From George Washington's dream of a great national city along the Potomac to John F. Kennedy's grand plan for Pennsylvania Avenue, the District of Columbia has always been a Rorschach for the fantasies of the powerful.
A few recent developments reveal a great deal about the civic dreams of 21st century Republicans. They yearn for Washington to be a city where citizens can't vote, are well-armed and where Democrats can't own the baseball team. Gee, it sounds like heaven.
Washingtonians have never been allowed a federal vote, but at least we now have a baseball team. What the team lacks is an owner. But lots of groups are trying to buy the Nationals now. One of them includes mega-zillionaire George Soros, who gives some of his zillions to Democrats and leftie causes.
Letting a guy like that in was over the top for some Republicans in Congress. Rep. Tom Davis, R-Va., suggested that allowing a lefty, foreign creep like Soros to get a slice of the Nats could lead to a "political fight." He even suggested that Congress could snatch away baseball's sacred anti-trust exemption. His staff has reeled that notion back. Rep. John Sweeney, R-NY, speculated that a Soros-owned team could kiss any hope of public stadium financing help good-bye.
Guys who own baseball teams tend to have big opinions and spending habits. A fellow named George W. Bush used to own a good chunk of the Texas Rangers. George Steinbrenner once made illegal campaign gifts to Richard Nixon. A man named Colin Powell is a member of one of the groups trying to buy the Nationals. So is Fred Malek, who as an aide for Richard Nixon once compiled a list of all the Jews working at the Bureau of Labor Statistics.
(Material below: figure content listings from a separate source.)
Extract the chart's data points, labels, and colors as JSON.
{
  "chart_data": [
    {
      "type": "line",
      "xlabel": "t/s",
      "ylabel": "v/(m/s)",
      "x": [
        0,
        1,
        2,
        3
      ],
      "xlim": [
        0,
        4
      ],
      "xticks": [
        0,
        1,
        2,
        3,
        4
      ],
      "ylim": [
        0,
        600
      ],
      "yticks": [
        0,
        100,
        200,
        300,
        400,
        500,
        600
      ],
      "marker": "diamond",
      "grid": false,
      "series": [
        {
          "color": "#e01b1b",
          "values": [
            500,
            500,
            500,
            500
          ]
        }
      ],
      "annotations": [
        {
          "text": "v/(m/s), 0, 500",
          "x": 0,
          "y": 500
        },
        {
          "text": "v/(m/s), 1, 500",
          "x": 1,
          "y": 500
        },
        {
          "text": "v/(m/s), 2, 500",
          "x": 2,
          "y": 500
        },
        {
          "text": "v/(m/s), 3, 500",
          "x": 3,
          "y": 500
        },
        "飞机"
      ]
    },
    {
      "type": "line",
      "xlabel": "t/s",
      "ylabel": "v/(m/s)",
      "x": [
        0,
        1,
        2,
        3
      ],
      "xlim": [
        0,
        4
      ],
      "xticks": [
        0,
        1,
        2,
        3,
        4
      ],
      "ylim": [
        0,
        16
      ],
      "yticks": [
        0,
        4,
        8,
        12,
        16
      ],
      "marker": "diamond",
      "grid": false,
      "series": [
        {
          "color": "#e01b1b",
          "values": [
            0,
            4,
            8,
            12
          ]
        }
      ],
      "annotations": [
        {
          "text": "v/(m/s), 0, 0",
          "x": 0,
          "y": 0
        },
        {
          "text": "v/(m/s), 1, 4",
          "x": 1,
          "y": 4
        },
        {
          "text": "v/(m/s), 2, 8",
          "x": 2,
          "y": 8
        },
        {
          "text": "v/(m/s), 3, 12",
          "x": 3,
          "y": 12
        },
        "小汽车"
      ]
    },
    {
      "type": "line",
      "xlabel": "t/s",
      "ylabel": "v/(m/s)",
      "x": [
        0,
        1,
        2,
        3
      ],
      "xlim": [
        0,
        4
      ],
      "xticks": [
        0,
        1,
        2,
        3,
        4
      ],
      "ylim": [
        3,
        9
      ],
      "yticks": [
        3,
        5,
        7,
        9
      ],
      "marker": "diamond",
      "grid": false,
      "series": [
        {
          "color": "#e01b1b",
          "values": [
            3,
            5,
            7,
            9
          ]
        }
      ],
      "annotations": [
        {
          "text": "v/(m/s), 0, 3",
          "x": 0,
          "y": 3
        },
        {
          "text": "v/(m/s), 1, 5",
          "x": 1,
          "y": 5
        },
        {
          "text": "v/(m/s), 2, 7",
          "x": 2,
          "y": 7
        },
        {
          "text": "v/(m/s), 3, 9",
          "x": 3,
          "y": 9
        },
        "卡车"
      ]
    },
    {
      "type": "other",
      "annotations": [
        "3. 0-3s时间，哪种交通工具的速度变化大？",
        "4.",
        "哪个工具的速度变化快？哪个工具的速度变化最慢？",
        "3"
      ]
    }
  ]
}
But no George Soros for Contract with America Republicans. Not in our nation's capital. For several years, Republicans led by Tom Delay have run something called the K Street project that tries to pressure lobbying firms to hire Republicans, not Democrats. This of course collides with the sacred right of politicos to cash in. I suppose they're just applying the same muscle to baseball.